The 5 things standing in the way of efficient customer service
To make your customer service agents as efficient as possible, you need to stop…
1. Failing to integrate workflows across all contact channels
Disconnected tools are the enemy of efficiency. Any time your agents need to copy and paste information from one platform to another, as is often the case with social media customer cases, it creates duplicate work and hurts AHT metrics.
Instead, use agent desktop software that allows you to integrate workflows for all contact channels, including phone, email, live chat, social media, white mail, and SMS, into one platform. No matter where the case originates, your agents must be able to work them from a single queue in order to be truly efficient.
2. Using tools that aren’t really designed for the contact center
Some popular CRM tools were not originally built for enterprise customer care, which might not seem like an issue – until your team doesn’t have access to what should be basic customer service management features. Things like a case queue that automatically refreshes as new cases come in, integrated fulfillment for goodwill, case prioritization, multiple issues per case, and so on, make a huge difference to case handle times.
If you’re bending your customer care processes to fit the CRM’s limitations instead of flexing the tool to fit your needs, you’re sacrificing efficiency.
3. Requiring your customer service agents to hunt for answers
Knowledge management in the call center can be a thorny issue. Policies, products, and promotions are ever-changing, and without a centralized system to manage all that information, it quickly gets overwhelming for new and tenured agents alike.

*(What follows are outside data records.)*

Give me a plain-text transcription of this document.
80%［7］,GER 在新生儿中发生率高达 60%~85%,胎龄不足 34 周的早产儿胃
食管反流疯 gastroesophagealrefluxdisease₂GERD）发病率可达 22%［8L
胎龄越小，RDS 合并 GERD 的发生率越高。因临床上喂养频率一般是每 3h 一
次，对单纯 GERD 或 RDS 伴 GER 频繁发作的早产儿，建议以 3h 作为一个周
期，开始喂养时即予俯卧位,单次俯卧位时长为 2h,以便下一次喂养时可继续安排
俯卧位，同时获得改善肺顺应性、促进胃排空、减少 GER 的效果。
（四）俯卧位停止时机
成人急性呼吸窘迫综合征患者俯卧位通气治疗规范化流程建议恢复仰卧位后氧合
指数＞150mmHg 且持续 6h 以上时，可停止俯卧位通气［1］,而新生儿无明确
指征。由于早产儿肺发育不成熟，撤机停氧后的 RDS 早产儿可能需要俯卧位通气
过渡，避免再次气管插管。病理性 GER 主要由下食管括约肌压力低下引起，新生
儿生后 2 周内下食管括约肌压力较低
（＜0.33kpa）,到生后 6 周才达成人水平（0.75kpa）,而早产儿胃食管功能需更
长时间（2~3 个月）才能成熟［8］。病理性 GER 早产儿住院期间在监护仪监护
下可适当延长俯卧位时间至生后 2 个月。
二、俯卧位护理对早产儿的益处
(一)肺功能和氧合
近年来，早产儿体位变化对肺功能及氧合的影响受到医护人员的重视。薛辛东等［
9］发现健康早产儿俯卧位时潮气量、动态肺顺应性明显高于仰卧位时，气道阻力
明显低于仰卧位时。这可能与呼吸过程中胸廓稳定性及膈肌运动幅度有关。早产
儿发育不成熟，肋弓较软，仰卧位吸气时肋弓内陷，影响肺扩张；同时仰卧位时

This has an impact on customers, too: more than 80% of consumers are frustrated when an agent doesn’t have the information they need, and 44% report receiving a wrong answer from an agent. When agents have access to a unified knowledge base embedded within their CRM software, they are better able to diagnose customer issues, which has been shown to increase first-contact resolution rates and reduce average handle time.
4. Misusing agents’ time
With customer service automation coming of age, it no longer makes financial sense to have human agents handle every issue. There are certainly customer interactions that require a human touch, the finesse and empathy that only a live agent can provide. But there are many, many others that are mundane, repetitive, and easily automatable. To maximize efficiency, these should be handled by chatbot-based customer self-service and email process automation.
According to research from the Harvard Business Review, when companies use technologies like AI, automation, and chatbots, they can offload more than 50% of customer support interactions. This frees up human agents to devote adequate time to dealing with more sensitive customer issues.
5. Ignoring key metrics
How do you measure customer service efficiency? Many teams use a standard set of call center KPIs, including average handle time (AHT), customer satisfaction scores (CSAT), and first contact resolution (FCR).
But to make efficiency improvements, it’s crucial to dig a level deeper. Are you monitoring trends across channels and actively seeking opportunities for improvement? Tools like social listening and sentiment tracking, omnichannel dashboarding with business intelligence, and post-interaction customer surveys can help you identify and correct friction points in your service journey.